The proposition implicit in the shadow minister’s presentation is as silly as it would be for me to stand up and say that there should be no waiting lists whatsoever for elective surgery. I happen to think that elective surgery waiting lists for some procedures in some states are far too long, but I would never have the temerity, the foolhardiness, the unreality, to suggest that we are ever going to be able to provide this kind of service without some form of waiting list. I ask people to compare the time taken to get into an appropriate aged-care facility or to obtain an appropriate aged-care package under this coalition federal government with the time taken to get your knee replaced or your hip replaced for free as a public hospital patient in those institutions which are the responsibility of the Labor states and territories. I do not in any way seek to minimise the frustration of people who spend a little longer than they would like in a public hospital waiting for an aged-care place, but it is fatuous of the shadow minister to say that this government does not care or has done nothing. We have done a great deal.

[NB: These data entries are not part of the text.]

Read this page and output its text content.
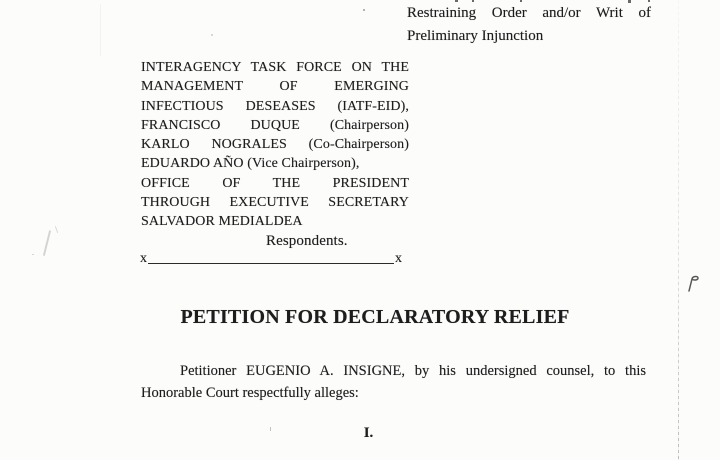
Restraining Order and/or Writ of
Preliminary Injunction
INTERAGENCY TASK FORCE ON THE
MANAGEMENT OF EMERGING
INFECTIOUS DESEASES (IATF-EID),
FRANCISCO DUQUE (Chairperson)
KARLO NOGRALES (Co-Chairperson)
EDUARDO AÑO (Vice Chairperson),
OFFICE OF THE PRESIDENT
THROUGH EXECUTIVE SECRETARY
SALVADOR MEDIALDEA
Respondents.
x	x
PETITION FOR DECLARATORY RELIEF
Petitioner EUGENIO A. INSIGNE, by his undersigned counsel, to this
Honorable Court respectfully alleges:
I.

I turn briefly to the dental situation that the shadow minister was so concerned about. Like her, I lament the fact that 650,000 people are on public dental waiting lists but, unlike the shadow minister, I am prepared to say that the people who are primarily to blame are the people who have not operated those public services well. The shadow minister’s first policy was to restore the Keating government’s dental scheme. I ask her: is $100 million a year—that is, a below 20 per cent increase in what the states currently spend—suddenly going to fix the problems of 650,000 people on those public dental waiting lists? No, it is not. When that scheme was in place and the Leader of the Opposition was the director-general of all he surveyed in Queensland, notwithstanding that scheme and notwithstanding the genius of the Leader of the Opposition at that time as the de facto Premier of the Christian socialist state of Queensland, public dental waiting lists were still three years.
The shadow minister came up with a second policy, which was that everyone on average weekly earnings or below would get free dental care. There are 16 million people in Australia who are living in households earning less than average weekly earnings. To give those people one hour of dentistry a year at $295 an hour—the figure cited by the shadow minister—would cost, and I am no mathematician, $4.8 billion. So it is not surprising that that policy lasted one day. There was an internal memo sent out to all ALP candidates saying, ‘Labor will announce details of its dental policy in due course.’ We had an explicit repudiation by head office of the lunacy as announced by the shadow minister in an article by Jason Koutsoukis. I suppose that was all Jason’s fault. He got it wrong; you did not say it.